This past Wednesday morning I had the great pleasure of walking into the Old City of Jerusalem through the Jaffa Gate. It’s always enormously exciting to enter the Old City. The sights are immediately breathtaking. For me, it’s the mix of humanity. I see African tourists, Asian pilgrims, a Japanese group that comes to Israel every year to ask forgiveness for a terrorist attack perpetrated at Lod Airport by the Japanese Red Army in 1972, Hasids, delusional seekers, Swedish hippies ― and this is within the first 500 feet of the entrance… The cacophony of languages mixed in with Arab storekeepers hawking their tchotchkes, little kids yelling, and so forth ― it’s a bracing moment, like walking headlong into a strong, warm wind.
As we navigated our way down the steps, we arrived at the Sinjlawi family store. I love this place and the copious jewelry they sell. I’ve been several times, and the owner, Eddie, always gives me a big hug. We spoke briefly and then he said, “Do you know what happened in Florida?” I sadly informed him that I had heard the awful news. And then Eddie looked at me with such sadness, and said, “I am so sorry for all those families. It must be so hard to live in such a violent country.”
Eddie said these words without a trace of irony, words of consolation for a foreigner from a country with a big problem. Odd, isn’t it? All these years I’ve looked at the Middle East and the high stakes of life here. This, the land of Israel, is the place of tsuris, the place of violence and terrorism. This is the place with a government sold on divisiveness as a legitimate form of statecraft. Israel is the place where the leader is leading under a cloud of doubt about his illegal behavior, where law enforcement officials are characterized as a tool of the opposition.
Eddie’s genuine empathy broke my heart and thoroughly confused me. As I listened to various broadcasts later that day from leaders who want to talk about mental health and not the public health risks of copious easily obtainable AK 47s, I realized the extent to which we have lost enormous moral standing in the free world, and amongst ourselves as Americans.
How long can a country endure when its public school space, the pride of our nation, the melting pot of American society, is contaminated by violence? When children develop school phobia after a murder spree, how can we blame them for their anxiety? How do we explain to them why nothing has changed since Newtown?
I’ve written about children being murdered before. I have expressed outrage. I have bemoaned the terrible lasting damage done to families that have lost their babies to bullets. I have angrily called out elected officials on the dole from the NRA, demanding justice transcend campaign gifts.
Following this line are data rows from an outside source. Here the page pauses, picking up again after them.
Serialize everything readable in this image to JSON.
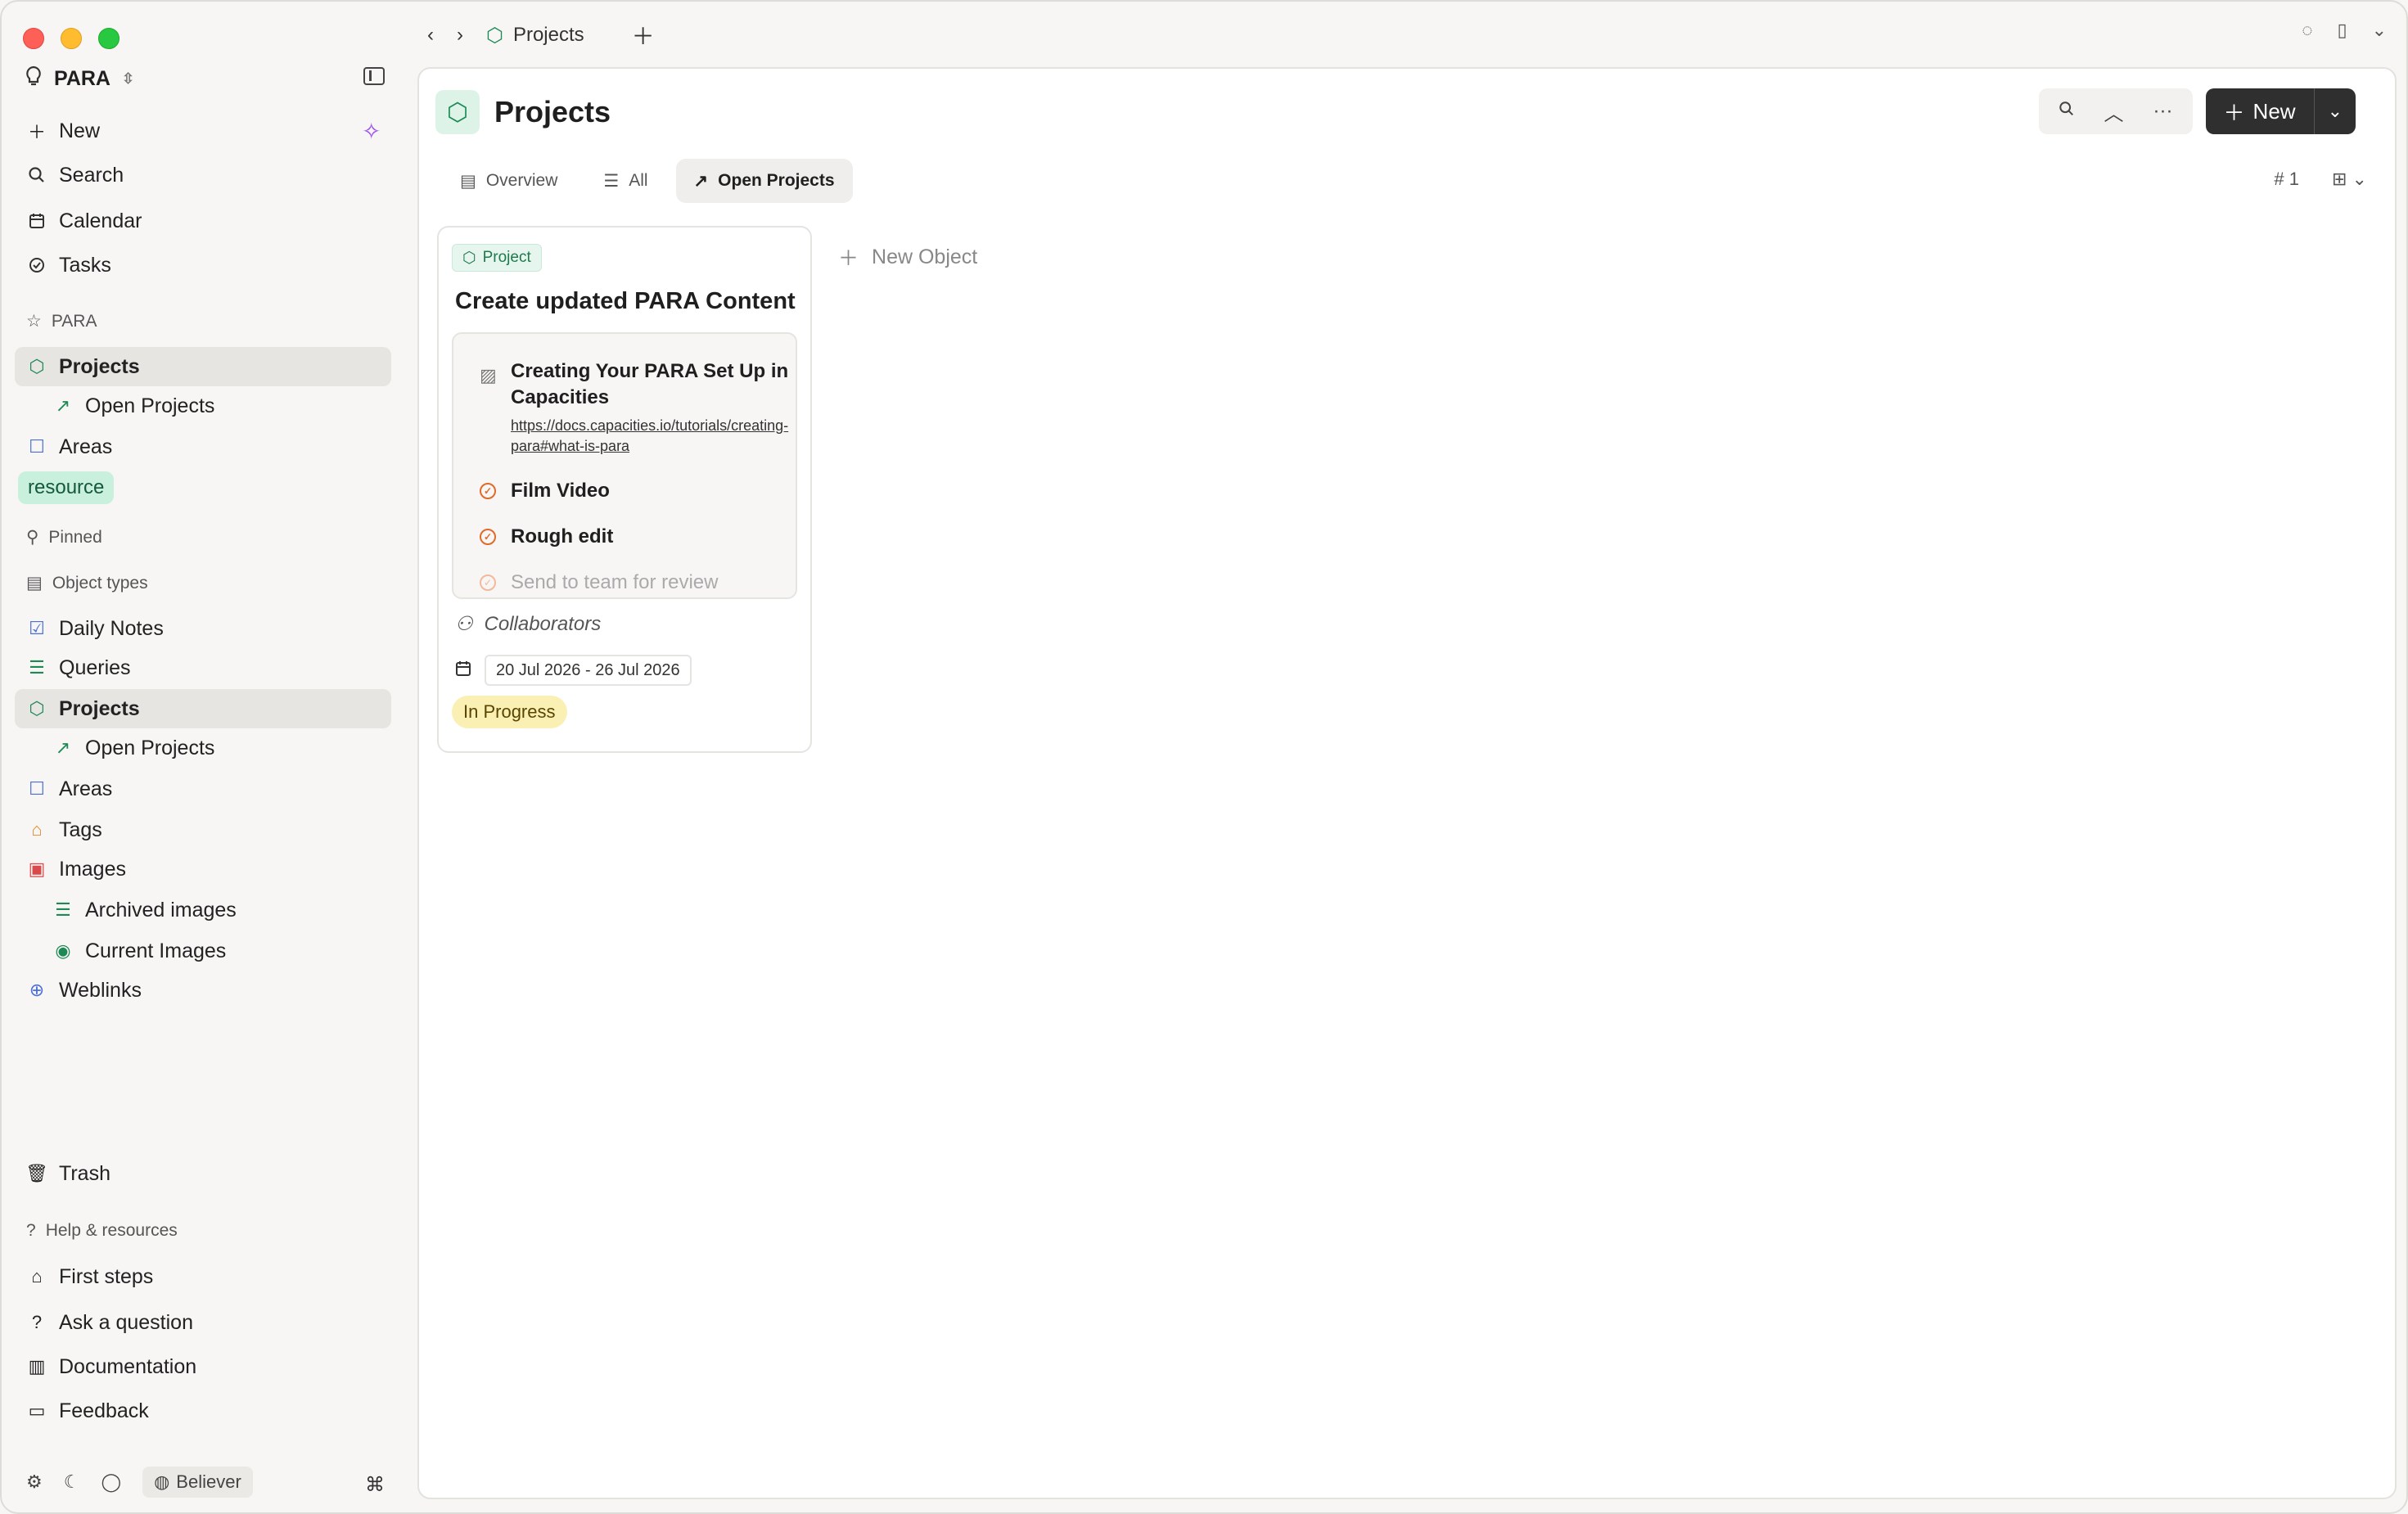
{
  "workspace": {
    "name": "PARA"
  },
  "sidebar": {
    "top": [
      {
        "label": "New",
        "icon": "plus-icon"
      },
      {
        "label": "Search",
        "icon": "search-icon"
      },
      {
        "label": "Calendar",
        "icon": "calendar-icon"
      },
      {
        "label": "Tasks",
        "icon": "check-circle-icon"
      }
    ],
    "para_section": "PARA",
    "para_items": [
      {
        "label": "Projects",
        "icon": "cube-icon"
      },
      {
        "label": "Open Projects",
        "icon": "trending-icon"
      },
      {
        "label": "Areas",
        "icon": "square-icon"
      }
    ],
    "resource_chip": "resource",
    "pinned_section": "Pinned",
    "object_types_section": "Object types",
    "object_types": [
      {
        "label": "Daily Notes"
      },
      {
        "label": "Queries"
      },
      {
        "label": "Projects"
      },
      {
        "label": "Open Projects"
      },
      {
        "label": "Areas"
      },
      {
        "label": "Tags"
      },
      {
        "label": "Images"
      },
      {
        "label": "Archived images"
      },
      {
        "label": "Current Images"
      },
      {
        "label": "Weblinks"
      }
    ],
    "trash": "Trash",
    "help_section": "Help & resources",
    "help_items": [
      {
        "label": "First steps"
      },
      {
        "label": "Ask a question"
      },
      {
        "label": "Documentation"
      },
      {
        "label": "Feedback"
      }
    ],
    "plan_badge": "Believer",
    "shortcut": "⌘"
  },
  "topbar": {
    "breadcrumb": "Projects"
  },
  "page": {
    "title": "Projects",
    "new_button": "New",
    "tabs": [
      {
        "label": "Overview"
      },
      {
        "label": "All"
      },
      {
        "label": "Open Projects"
      }
    ],
    "count": "1",
    "new_object": "New Object"
  },
  "card": {
    "type_chip": "Project",
    "title": "Create updated PARA Content",
    "link_title": "Creating Your PARA Set Up in Capacities",
    "link_url": "https://docs.capacities.io/tutorials/creating-para#what-is-para",
    "tasks": [
      "Film Video",
      "Rough edit",
      "Send to team for review"
    ],
    "collaborators": "Collaborators",
    "date_range": "20 Jul 2026 - 26 Jul 2026",
    "status": "In Progress"
  },
  "colors": {
    "accent_green": "#1d8a55",
    "new_button_bg": "#2f2f2f",
    "status_yellow": "#fbf0b4",
    "resource_chip": "#c9f0dd"
  }
}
It is cathartic to have a place to express my personal pain and my moral outrage as your rabbi. But I already feel deep in my soul that, like before, nothing will change. I’m beyond anger ― it has been extinguished by too much disappointment. I fear that cynicism, borne in the crucible of inaction and indifference, has tarnished my soul. “It must be so hard to live in such a violent country.” It is hard. It is manifestly obscene.
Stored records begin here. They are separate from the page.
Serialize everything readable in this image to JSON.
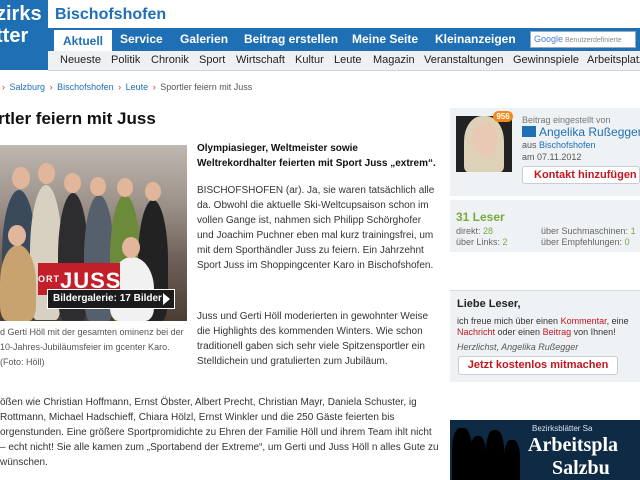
{
  "header": {
    "logo_line1": "zirks",
    "logo_line2": "tter",
    "region": "Bischofshofen"
  },
  "topnav": {
    "tabs": [
      "Aktuell",
      "Service",
      "Galerien",
      "Beitrag erstellen",
      "Meine Seite",
      "Kleinanzeigen"
    ],
    "active": "Aktuell",
    "search_brand": "Google",
    "search_placeholder": "Benutzerdefinierte"
  },
  "subnav": [
    "Neueste",
    "Politik",
    "Chronik",
    "Sport",
    "Wirtschaft",
    "Kultur",
    "Leute",
    "Magazin",
    "Veranstaltungen",
    "Gewinnspiele",
    "Arbeitsplatz"
  ],
  "breadcrumb": [
    "Salzburg",
    "Bischofshofen",
    "Leute",
    "Sportler feiern mit Juss"
  ],
  "article": {
    "headline": "rtler feiern mit Juss",
    "photo_sign": "JUSS",
    "sign_prefix": "ORT",
    "gallery_button": "Bildergalerie: 17 Bilder",
    "caption": "d Gerti Höll mit der gesamten ominenz bei der 10-Jahres-Jubiläumsfeier im gcenter Karo. (Foto: Höll)",
    "lead": "Olympiasieger, Weltmeister sowie Weltrekordhalter feierten mit Sport Juss „extrem“.",
    "p1": "BISCHOFSHOFEN (ar). Ja, sie waren tatsächlich alle da. Obwohl die aktuelle Ski-Weltcupsaison schon im vollen Gange ist, nahmen sich Philipp Schörghofer und Joachim Puchner eben mal kurz trainingsfrei, um mit dem Sporthändler Juss zu feiern. Ein Jahrzehnt Sport Juss im Shoppingcenter Karo in Bischofshofen.",
    "p2": "Juss und Gerti Höll moderierten in gewohnter Weise die Highlights des kommenden Winters. Wie schon traditionell gaben sich sehr viele Spitzensportler ein Stelldichein und gratulierten zum Jubiläum.",
    "p3": "ößen wie Christian Hoffmann, Ernst Öbster, Albert Precht, Christian Mayr, Daniela Schuster, ig Rottmann, Michael Hadschieff, Chiara Hölzl, Ernst Winkler und die 250 Gäste feierten bis orgenstunden. Eine größere Sportpromidichte zu Ehren der Familie Höll und ihrem Team ihlt nicht – echt nicht! Sie alle kamen zum „Sportabend der Extreme“, um Gerti und Juss Höll n alles Gute zu wünschen."
  },
  "author_box": {
    "badge": "956",
    "posted_label": "Beitrag eingestellt von",
    "name": "Angelika Rußegger",
    "from_prefix": "aus",
    "from_place": "Bischofshofen",
    "date": "am 07.11.2012",
    "contact_button": "Kontakt hinzufügen"
  },
  "stats": {
    "readers": "31 Leser",
    "direct_label": "direkt:",
    "direct_value": "28",
    "search_label": "über Suchmaschinen:",
    "search_value": "1",
    "links_label": "über Links:",
    "links_value": "2",
    "recommend_label": "über Empfehlungen:",
    "recommend_value": "0"
  },
  "hello_box": {
    "title": "Liebe Leser,",
    "text_1": "ich freue mich über einen ",
    "kommentar": "Kommentar",
    "text_2": ", eine ",
    "nachricht": "Nachricht",
    "text_3": " oder einen ",
    "beitrag": "Beitrag",
    "text_4": " von Ihnen!",
    "signature": "Herzlichst, Angelika Rußegger",
    "join_button": "Jetzt kostenlos mitmachen"
  },
  "promo": {
    "top": "Bezirksblätter Sa",
    "big": "Arbeitspla",
    "big2": "Salzbu"
  },
  "colors": {
    "brand_blue": "#1f6fb5",
    "accent_red": "#c0161f",
    "green": "#7aa83c"
  }
}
What happens now? Nothing. Children will be taught new duck and cover strategies. There will be more drills. Experts will sell school systems Kevlar vests and blankets. And mark my words; in three weeks we will have another school shooting. Parents will weep. Children will stay awake at night in anguish and fear. And we will comfort the afflicted with love and sympathy, while those who might make a difference will play on, protecting their self-interests, mocking the dead with their inaction. Every time a child is murdered in a school, our nation sinks lower than a flag at half-mast. It’s all so clear from the City of Peace.